Erik Meijer, Maarten M. Fokkinga, Ross Paterson: Functional Programming with Bananas, Lenses, Envelopes and Barbed Wire. FPCA 1991: 124-144

Fold Function

List Fold

a list = Nil | Cons(a,a list)

map: (a --> b) --> a list --> b list

fold: r --> (a --> r --> r) --> a list --> r

where the first r is the type of the initial value i and (a --> r --> r) is the step function.

fold i step list =
    match l with
    | Nil -> i
    | Cons(a,xs) -> step a (fold i step xs)

Examples

Example 1:
i = 0
step = lambda a. lambda r. a+r
this fold is: add list

Example 2:
i = 1
step = lambda a. lambda r. a*r
this fold is: multiply list

Example 3:
i = Nil
step = lambda a. lambda r. Cons(a,r)
this fold is: list id
 
Example 4:
i = Nil
step = lambda a. lambda r. Cons(f a,r)
this fold is: map f

Example 5:
i = lambda acc.acc
step = lambda a. lambda r. lambda acc. Cons(a,(r acc)) (Option A)
step = lambda a. lambda r. lambda acc. r (Cons(a,acc)) (Option B)
this fold is: reverse list 

In example 5 we wanted to reverse a list using fold. After type analysis, we note that we might have 2 options for the step part (Option A and B). By trying them out it turns out that option B is the correct one.

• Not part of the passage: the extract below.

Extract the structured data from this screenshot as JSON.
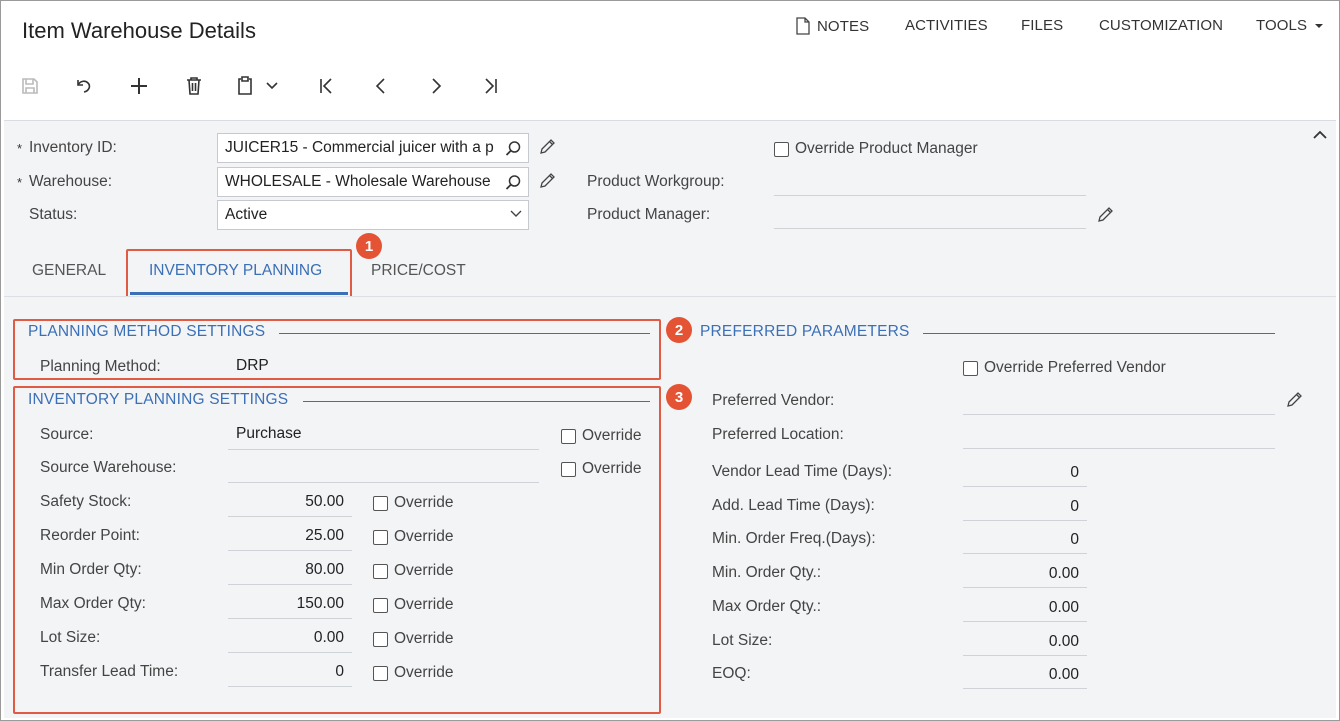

If we have start with the list [1;2]

applying the fold of example 5 (using option B) we get the following
step 1 (step 2 lambda x.x)
step 1 (lambda acc. lambda x.x (Cons(2,acc))
step 1 (lambda acc. (Cons(2,acc))
lambda acc. (lambda acc. (Cons(2,acc)) (Cons(1,acc)))
lambda acc. (Cons(2,Cons(1,acc)))

Homework

• For lists there are two version of fold: fold left and fold right. Which one is the standard fold we have been talking about?
• Implement fold for braun trees.

-- CherifAndraos - 09 Feb 2007